Hacker News new | ask | show | jobs
by PeterisP 2389 days ago
By default, there's no attempt to connect a particular semantic meaning with a particular dimension - it's worth noting that all the popular methods of calculating word vectors can/will give results that can differ by an arbitrary linear transformation, so in the event that they contain a very particular "semantic bit", it's still likely to be "smeared" across all 200 dimensions - you could have a linear (unambigious, reversible) transformation to a different 200-dimension space where that particular factor is isolated in a separate dimension, but you would have to explicitly try and do that.
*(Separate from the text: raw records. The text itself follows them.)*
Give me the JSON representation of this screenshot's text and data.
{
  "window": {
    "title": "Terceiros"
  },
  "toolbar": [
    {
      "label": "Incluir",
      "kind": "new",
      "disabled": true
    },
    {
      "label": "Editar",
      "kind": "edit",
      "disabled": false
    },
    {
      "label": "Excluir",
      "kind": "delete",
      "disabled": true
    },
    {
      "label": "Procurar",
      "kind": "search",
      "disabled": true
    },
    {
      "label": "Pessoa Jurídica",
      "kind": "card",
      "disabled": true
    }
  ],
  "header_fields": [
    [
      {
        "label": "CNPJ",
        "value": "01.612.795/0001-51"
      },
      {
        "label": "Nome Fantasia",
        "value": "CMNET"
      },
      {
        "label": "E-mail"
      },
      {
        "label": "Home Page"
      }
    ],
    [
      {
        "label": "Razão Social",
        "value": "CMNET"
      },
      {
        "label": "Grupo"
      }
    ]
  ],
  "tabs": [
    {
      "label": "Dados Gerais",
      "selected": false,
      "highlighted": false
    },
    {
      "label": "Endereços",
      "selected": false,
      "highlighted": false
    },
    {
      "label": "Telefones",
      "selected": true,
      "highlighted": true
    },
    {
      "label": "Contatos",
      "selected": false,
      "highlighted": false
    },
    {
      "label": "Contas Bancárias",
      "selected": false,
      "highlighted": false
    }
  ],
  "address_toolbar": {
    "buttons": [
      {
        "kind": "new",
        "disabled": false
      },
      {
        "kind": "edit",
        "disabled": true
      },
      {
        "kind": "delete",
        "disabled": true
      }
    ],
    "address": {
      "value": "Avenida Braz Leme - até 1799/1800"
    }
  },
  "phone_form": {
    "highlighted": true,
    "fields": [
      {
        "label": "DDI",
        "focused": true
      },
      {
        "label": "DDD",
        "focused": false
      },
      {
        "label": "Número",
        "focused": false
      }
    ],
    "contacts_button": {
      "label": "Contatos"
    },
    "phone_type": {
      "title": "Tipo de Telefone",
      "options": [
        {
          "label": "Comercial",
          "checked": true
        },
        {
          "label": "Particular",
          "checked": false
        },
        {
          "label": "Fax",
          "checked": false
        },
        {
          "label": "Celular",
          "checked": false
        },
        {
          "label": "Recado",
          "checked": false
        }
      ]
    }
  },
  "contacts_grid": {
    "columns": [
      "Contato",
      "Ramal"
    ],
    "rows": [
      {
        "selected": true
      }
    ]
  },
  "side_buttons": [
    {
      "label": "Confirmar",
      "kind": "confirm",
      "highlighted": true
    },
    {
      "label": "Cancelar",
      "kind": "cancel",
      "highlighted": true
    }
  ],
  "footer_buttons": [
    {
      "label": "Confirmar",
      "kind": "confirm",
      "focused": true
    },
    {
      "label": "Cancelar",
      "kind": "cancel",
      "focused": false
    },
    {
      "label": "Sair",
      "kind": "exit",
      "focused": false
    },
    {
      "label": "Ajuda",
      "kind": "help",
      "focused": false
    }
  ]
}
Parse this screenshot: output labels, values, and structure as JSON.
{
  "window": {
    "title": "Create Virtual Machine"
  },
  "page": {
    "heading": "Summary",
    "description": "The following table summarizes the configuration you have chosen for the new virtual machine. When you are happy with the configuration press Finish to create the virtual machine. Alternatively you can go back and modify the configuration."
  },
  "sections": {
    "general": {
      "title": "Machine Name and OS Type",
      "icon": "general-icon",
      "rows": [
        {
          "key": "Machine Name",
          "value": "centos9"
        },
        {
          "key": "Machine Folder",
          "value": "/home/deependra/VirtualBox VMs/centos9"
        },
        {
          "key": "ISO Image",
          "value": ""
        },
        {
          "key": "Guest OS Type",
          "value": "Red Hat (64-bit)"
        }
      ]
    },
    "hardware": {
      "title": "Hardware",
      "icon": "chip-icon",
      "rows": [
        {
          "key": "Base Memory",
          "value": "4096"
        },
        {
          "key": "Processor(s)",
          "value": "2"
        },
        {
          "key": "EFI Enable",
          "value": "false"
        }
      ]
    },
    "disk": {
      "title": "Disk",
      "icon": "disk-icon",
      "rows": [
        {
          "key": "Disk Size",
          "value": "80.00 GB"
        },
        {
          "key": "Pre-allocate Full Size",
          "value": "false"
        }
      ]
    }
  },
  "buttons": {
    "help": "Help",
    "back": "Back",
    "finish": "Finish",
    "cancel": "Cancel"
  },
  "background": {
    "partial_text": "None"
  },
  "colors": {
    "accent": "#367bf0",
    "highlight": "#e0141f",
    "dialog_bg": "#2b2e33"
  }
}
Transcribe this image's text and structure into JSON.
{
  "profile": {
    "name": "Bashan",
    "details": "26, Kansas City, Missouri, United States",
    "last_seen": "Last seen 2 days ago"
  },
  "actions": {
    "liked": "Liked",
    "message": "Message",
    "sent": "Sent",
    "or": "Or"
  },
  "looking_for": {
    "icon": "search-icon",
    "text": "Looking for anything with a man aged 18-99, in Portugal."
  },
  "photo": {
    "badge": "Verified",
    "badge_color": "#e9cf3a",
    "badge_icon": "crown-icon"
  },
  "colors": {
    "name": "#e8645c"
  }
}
So the default situation is that each individual dimension means "nothing and everything"; if you had some specific factors which you know beforehand and that you want to determine, then you could calculate a transformation to project all the vectors to a different vector-space where #1 means thing A, #2 means thing B, etc - for example, there some nice experiments with 'face' vectors that can separate out age/masculinity/hair length/happiness/etc out of the initial vectors coming out of some image analysis neural network with an unclear meaning of each separate dimension.

1 comments

Even without a priori semantic goals, I think you can also transform/rotate your dimensions to maximize their interpretability.

Simplified example: if your two-dimensional system gives you two points:

    -0.5, 0.5
    0.5, 0.5
Then you losslessly rotate to

    0, 1.0
    1.0, 0
With the idea that the latter is simpler for humans to assign semantics to
This is the idea behind non-negative matrix formulation (NMF). As the name implies, it forces the entries of the embedding matrices (for both the reduced document and term matrix) to be nonnegative, which results in a more interpretable “sum of parts” representation. You can really see the difference (compared to LSA/SVD/PCA, which does not have this constraint) when it’s applied to images of faces. Also, NMF has been shown to be equivalent to word2vec. The classic paper is here: http://www.cs.columbia.edu/~blei/fogm/2019F/readings/LeeSeun...

PS—There should be a negative sign on the (2,2) entry of the first matrix.

> non-negative matrix formulation (NMF)

*factorization ;)

Also PCA follows a similar idea as well (I mean, rotating vectors), but it's usually done is a much lower dimensional space

Ugh, that one was auto-correct, I swear. I have no idea what’s going on at Apple’s NLP department.
Is this the same intent that a 'variation autoencoder' would perform?

Also, is it possible in non-variational implementations (like this one) that some of the dimensions represent multiple groups? For example, not just 0.5 and -0.5 groups, but also a 0.0 group in the middle. Then your rotation wouldn't be sufficient, you would need to increase the dimensionality to cleanly separate the groups.